Thinking through this example helped me a lot: \n Thread 0 with 4 bytes of data starting at 0x0 Thread 1 with 4 bytes of data starting at 0x4 Cache lines of size 0x8 Thread 0 get cache lines in M state with its write. Thread 1 wants to write, has to move cache line into I state for thread 0, and I -> M state for itself. Thread 0 wants to write, has to move cache line into I state for thread 0, and I-> M state for itself.
However, if thread 0's state and thread 1's state are on two separate cache lines, both threads have their own cache line in the M state the whole time!
I don't understand why two different address could end up on the same cache line - any examples?

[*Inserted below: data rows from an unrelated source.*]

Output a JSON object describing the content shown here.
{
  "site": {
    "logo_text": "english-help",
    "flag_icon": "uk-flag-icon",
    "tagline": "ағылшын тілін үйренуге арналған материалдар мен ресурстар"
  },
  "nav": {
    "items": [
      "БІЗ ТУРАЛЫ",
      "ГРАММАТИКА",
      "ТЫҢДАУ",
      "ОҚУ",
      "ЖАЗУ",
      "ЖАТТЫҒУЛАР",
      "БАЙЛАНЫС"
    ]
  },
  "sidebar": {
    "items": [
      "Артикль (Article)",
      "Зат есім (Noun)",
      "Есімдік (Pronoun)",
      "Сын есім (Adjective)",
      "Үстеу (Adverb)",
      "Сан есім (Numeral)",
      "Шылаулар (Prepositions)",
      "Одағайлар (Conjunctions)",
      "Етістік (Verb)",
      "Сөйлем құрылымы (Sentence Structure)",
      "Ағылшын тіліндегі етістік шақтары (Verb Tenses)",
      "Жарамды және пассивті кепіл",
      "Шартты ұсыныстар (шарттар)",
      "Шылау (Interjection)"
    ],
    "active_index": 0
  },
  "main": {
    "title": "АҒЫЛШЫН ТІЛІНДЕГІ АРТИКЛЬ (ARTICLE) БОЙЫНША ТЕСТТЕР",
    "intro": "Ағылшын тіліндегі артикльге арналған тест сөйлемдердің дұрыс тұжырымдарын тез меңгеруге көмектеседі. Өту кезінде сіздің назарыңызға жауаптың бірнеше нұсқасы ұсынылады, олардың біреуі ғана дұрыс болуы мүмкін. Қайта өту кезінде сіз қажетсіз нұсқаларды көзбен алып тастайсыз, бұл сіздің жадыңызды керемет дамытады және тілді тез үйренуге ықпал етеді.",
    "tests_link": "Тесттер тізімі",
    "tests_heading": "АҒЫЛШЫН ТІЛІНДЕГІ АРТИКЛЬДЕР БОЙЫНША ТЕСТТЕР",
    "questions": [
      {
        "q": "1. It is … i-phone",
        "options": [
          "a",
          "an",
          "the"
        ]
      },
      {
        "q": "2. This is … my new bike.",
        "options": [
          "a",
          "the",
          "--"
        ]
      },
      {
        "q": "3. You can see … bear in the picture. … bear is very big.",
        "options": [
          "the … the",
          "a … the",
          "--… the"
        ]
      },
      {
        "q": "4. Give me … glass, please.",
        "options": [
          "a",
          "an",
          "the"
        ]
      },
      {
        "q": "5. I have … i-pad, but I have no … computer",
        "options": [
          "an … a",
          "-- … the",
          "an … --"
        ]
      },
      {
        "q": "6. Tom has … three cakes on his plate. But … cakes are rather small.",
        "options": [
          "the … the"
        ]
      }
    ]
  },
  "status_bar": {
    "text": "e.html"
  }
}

I think this can happen if the cache lines are long and they between different processors. In other words, artifactual communication occurs because of not keeping coherence on individual memory boundaries but keeping it on the basis of cache lines instead
How is false sharing alleviated, if at all? It appears that using smaller cache lines would help since there's less possibility of another wanting the exact same cache line
Why is the cache partitioned into P1 and P2? I thought I had intuitively understood everything (matches Julie's explanation) before Kunle explained it, but after he did, these details of partitioning and the weird cache line positioning between the partitions confused me.
The cache is not partitioned. Remember the address space is broken up into cache line sized pieced of data that are the unit of data transfer to and from memory (DRAM) and the caches.
The illustration here is showing what data element processors 1 and 2 access. Notice that both processors 1 and 2 access different parts of the same cache line.
To check my own understanding, what is the difference between this scenario (two processors write to different addresses, but the addresses map to the same cache line), versus a scenario where we only had one processor that wrote to both of those addresses in an alternating fashion, and the addresses map to the same cache line?
In the latter case, would the single processor just not have to flush the cache line and write to memory as often, this resulting in less communication overhead and more efficiency (fewer cycles per thread to do the computation)?
@kayvonf, yes ok that makes sense - it's more of an upsetting coincidence that P2's data happened to be fetched together with P1's data. If P1's cache line load did not contain P2's data, then performance would be a lot higher because there's no false sharing. Got it.
@thepurplecow, I don't think you would have the scenario where you would be writing to two different addresses that wrote to the same cache line with only 1 processor. This scenario arises because different processors have their own virtual memory address, so these different virtual memory addresses could map to the same cache address. However, let's say for a moment that a processor (P1) has two pieces of data (D1, D2) that exist in the same cache line and it's repeatedly modifying them in an alternating fashion, there's no need to make more bus transactions because... it's the sole writer and sole reader, so there aren't other processors threatening cache consistency here. Even if there were other processors, just that they aren't interfering with this cache line, P1 still wouldn't have to keep issuing BusRdX transactions because only P1 would have this cache line in "M" state upon the first modification call to either D1 or D2.
I might be wrong though, it'd be great if somebody could confirm.
What are the tradeoffs when it comes to deciding the sizes of cache lines? Wouldn't it make sense to make cache lines smaller in order to avoid false sharing?
Please log in to leave a comment.
Is the cache size usually given to the programmer as a constant? Does the compiler watch out for these kind of issues? At what layer of the stack do we avoid this?